Debatte um Abschaffung

Die Tücken bei der Notstandshilfe

Österreich
13.01.2018 07:11

Wer bei uns arbeitslos wird, bekommt nicht viel Geld, aber das dafür relativ lang. Die Diskussion der vergangenen Tage war heftig, ein Ergebnis gab es vorerst nicht: Erst bis Jahresende soll es einen Vorschlag der Regierung zur Reform von Arbeitslosengeld und Notstandshilfe geben.

Derzeit bekommt jemand, der in Österreich arbeitslos wird, eine "Nettoersatzrate" im Vergleich zu seinem letzten Lohn von 55 Prozent. "Im internationalen Vergleich ist das nicht besonders viel", erklärt Helmut Hofer, Arbeitsmarktexperte des Institus für höhere Studien (IHS). Im Schnitt macht es bei uns 941,30 Euro aus, der Höchstbetrag lag zuletzt bei 1634,70 Euro. Arbeitslosengeld (ALG) darf man maximal ein Jahr beziehen, danach gibt es die Notstandshilfe, deren Höhe 95 Prozent des ALG ausmacht. Sie wird in Wahrheit unbefristet gewährt, wenn man "arbeitswillig" ist, was das Arbeitsmarktservice kontrolliert.

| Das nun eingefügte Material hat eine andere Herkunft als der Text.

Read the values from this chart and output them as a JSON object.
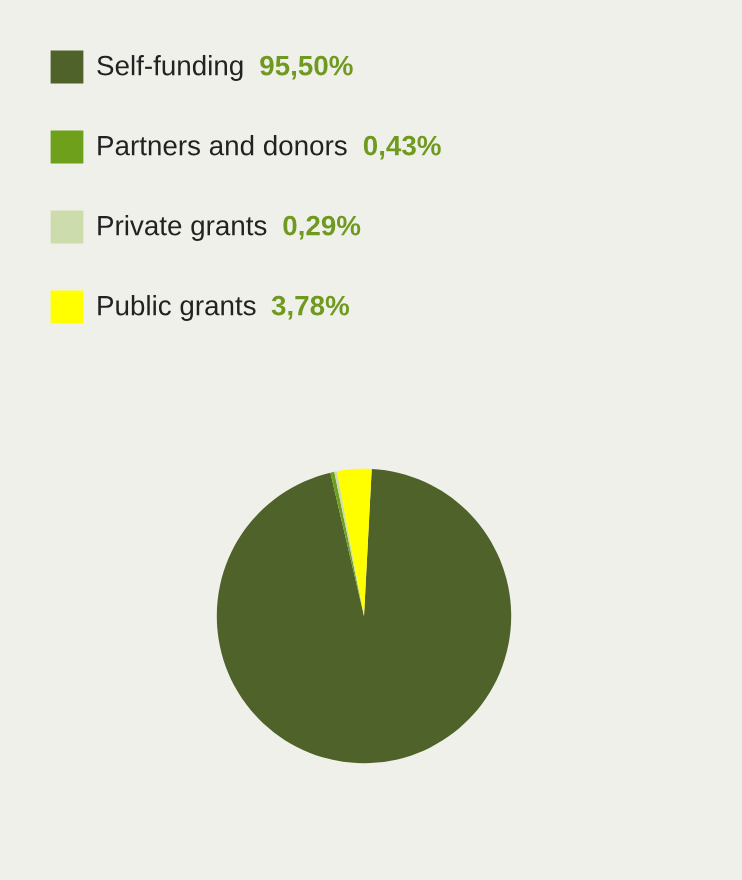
{
  "chart_data": {
    "type": "pie",
    "categories": [
      "Self-funding",
      "Partners and donors",
      "Private grants",
      "Public grants"
    ],
    "values": [
      95.5,
      0.43,
      0.29,
      3.78
    ],
    "value_labels": [
      "95,50%",
      "0,43%",
      "0,29%",
      "3,78%"
    ],
    "colors": [
      "#4f622a",
      "#6fa01c",
      "#cddcac",
      "#ffff00"
    ],
    "legend": "top left"
  }
}
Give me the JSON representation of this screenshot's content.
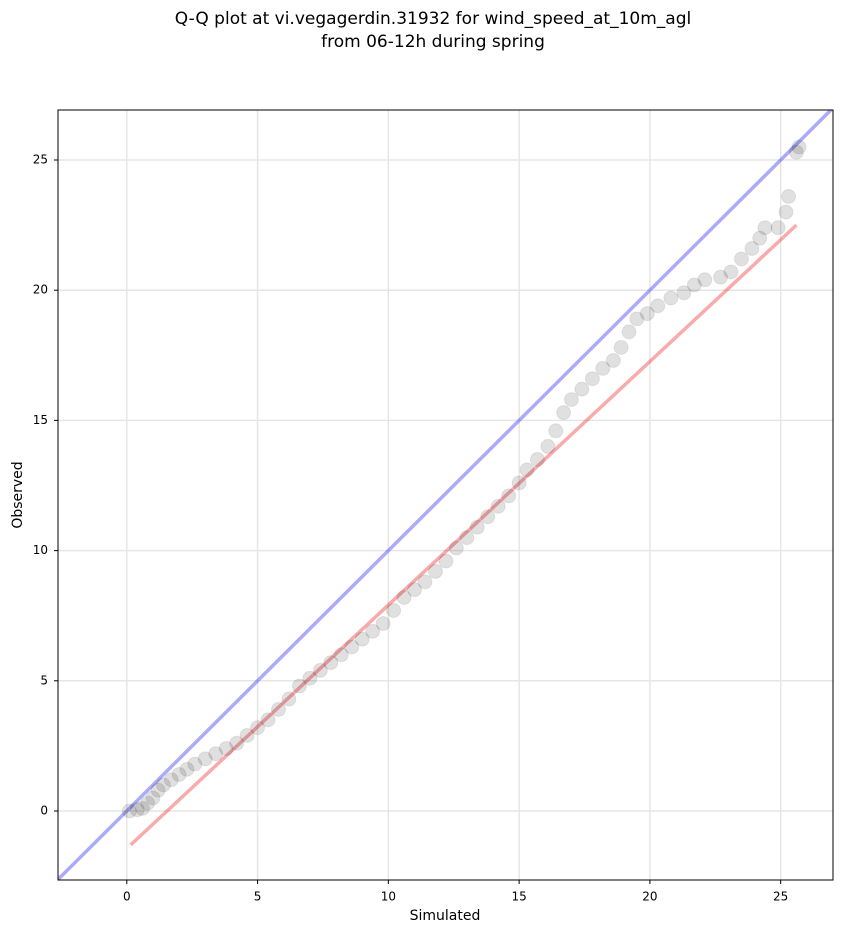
{
  "chart_data": {
    "type": "scatter",
    "title": [
      "Q-Q plot at vi.vegagerdin.31932 for wind_speed_at_10m_agl",
      "from 06-12h during spring"
    ],
    "x_label": "Simulated",
    "y_label": "Observed",
    "xlim": [
      -2.63,
      27.0
    ],
    "ylim": [
      -2.65,
      26.92
    ],
    "xticks": [
      0,
      5,
      10,
      15,
      20,
      25
    ],
    "yticks": [
      0,
      5,
      10,
      15,
      20,
      25
    ],
    "grid": true,
    "color": "#000000",
    "x": [
      0.1,
      0.4,
      0.6,
      0.8,
      1.0,
      1.2,
      1.4,
      1.7,
      2.0,
      2.3,
      2.6,
      3.0,
      3.4,
      3.8,
      4.2,
      4.6,
      5.0,
      5.4,
      5.8,
      6.2,
      6.6,
      7.0,
      7.4,
      7.8,
      8.2,
      8.6,
      9.0,
      9.4,
      9.8,
      10.2,
      10.6,
      11.0,
      11.4,
      11.8,
      12.2,
      12.6,
      13.0,
      13.4,
      13.8,
      14.2,
      14.6,
      15.0,
      15.3,
      15.7,
      16.1,
      16.4,
      16.7,
      17.0,
      17.4,
      17.8,
      18.2,
      18.6,
      18.9,
      19.2,
      19.5,
      19.9,
      20.3,
      20.8,
      21.3,
      21.7,
      22.1,
      22.7,
      23.1,
      23.5,
      23.9,
      24.2,
      24.4,
      24.9,
      25.2,
      25.3,
      25.6,
      25.7
    ],
    "values": [
      0,
      0.05,
      0.1,
      0.3,
      0.5,
      0.8,
      1.0,
      1.2,
      1.4,
      1.6,
      1.8,
      2.0,
      2.2,
      2.4,
      2.6,
      2.9,
      3.2,
      3.5,
      3.9,
      4.3,
      4.8,
      5.1,
      5.4,
      5.7,
      6.0,
      6.3,
      6.6,
      6.9,
      7.2,
      7.7,
      8.2,
      8.5,
      8.8,
      9.2,
      9.6,
      10.1,
      10.5,
      10.9,
      11.3,
      11.7,
      12.1,
      12.6,
      13.1,
      13.5,
      14.0,
      14.6,
      15.3,
      15.8,
      16.2,
      16.6,
      17.0,
      17.3,
      17.8,
      18.4,
      18.9,
      19.1,
      19.4,
      19.7,
      19.9,
      20.2,
      20.4,
      20.5,
      20.7,
      21.2,
      21.6,
      22.0,
      22.4,
      22.4,
      23.0,
      23.6,
      25.3,
      25.5
    ],
    "lines": [
      {
        "color": "#0000ee",
        "x": [
          -2.63,
          27.0
        ],
        "values": [
          -2.63,
          27.0
        ]
      },
      {
        "color": "#ee0000",
        "x": [
          0.15,
          25.6
        ],
        "values": [
          -1.3,
          22.5
        ]
      }
    ]
  }
}
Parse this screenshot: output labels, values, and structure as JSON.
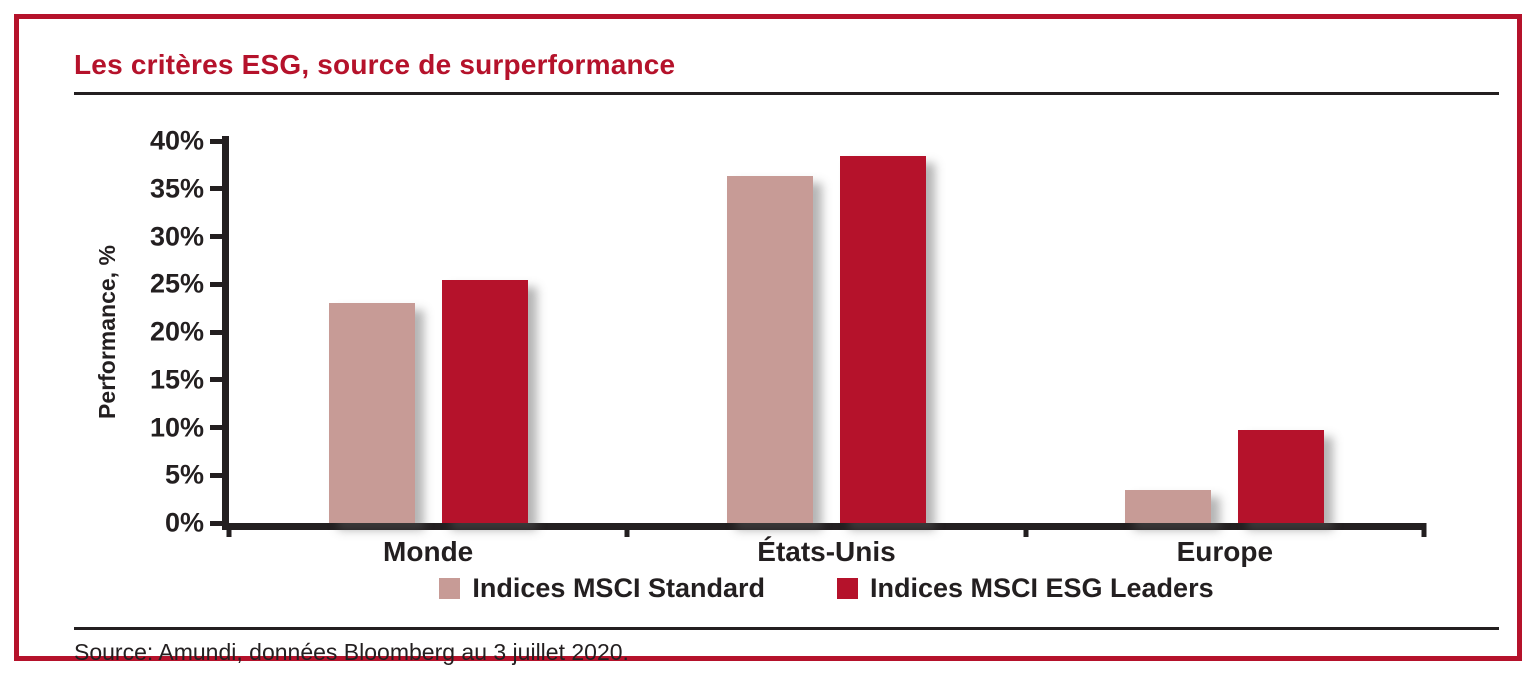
{
  "title": "Les critères ESG, source de surperformance",
  "source": "Source: Amundi, données Bloomberg au 3 juillet 2020.",
  "colors": {
    "accent_red": "#b5122b",
    "bar_standard": "#c79b96",
    "bar_esg": "#b5122b",
    "axis_black": "#231f20"
  },
  "chart_data": {
    "type": "bar",
    "categories": [
      "Monde",
      "États-Unis",
      "Europe"
    ],
    "series": [
      {
        "name": "Indices MSCI Standard",
        "color": "#c79b96",
        "values": [
          23.0,
          36.3,
          3.5
        ]
      },
      {
        "name": "Indices MSCI ESG Leaders",
        "color": "#b5122b",
        "values": [
          25.4,
          38.4,
          9.7
        ]
      }
    ],
    "title": "Les critères ESG, source de surperformance",
    "xlabel": "",
    "ylabel": "Performance, %",
    "ylim": [
      0,
      40
    ],
    "ytick_step": 5,
    "ytick_labels": [
      "0%",
      "5%",
      "10%",
      "15%",
      "20%",
      "25%",
      "30%",
      "35%",
      "40%"
    ],
    "grid": false,
    "legend_position": "bottom"
  }
}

Degressives Modell "verstärkt die Saisonarbeit"
Im Regierungsprogramm wird sinngemäß ausgeführt, dass man das "degressiver" gestalten will, also am Anfang mehr, am Ende weniger Geld. Das soll dazu führen, dass Jobangebote häufiger angenommen werden, weil heute der Anreiz, eine Beschäftigung anzunehmen, manchmal zu gering sei. "Das kann man so sehen, aber es ist nicht das Hauptproblem auf unserem Arbeitsmarkt", ist Hofer skeptisch. Seine Argumente: Wenn man in den ersten Monaten mehr Arbeitslosengeld zahlt, ist das indirekt eine Förderung der Saisonarbeiter (Bau, Tourismus), die zwar öfter, aber kurz ohne Job sind.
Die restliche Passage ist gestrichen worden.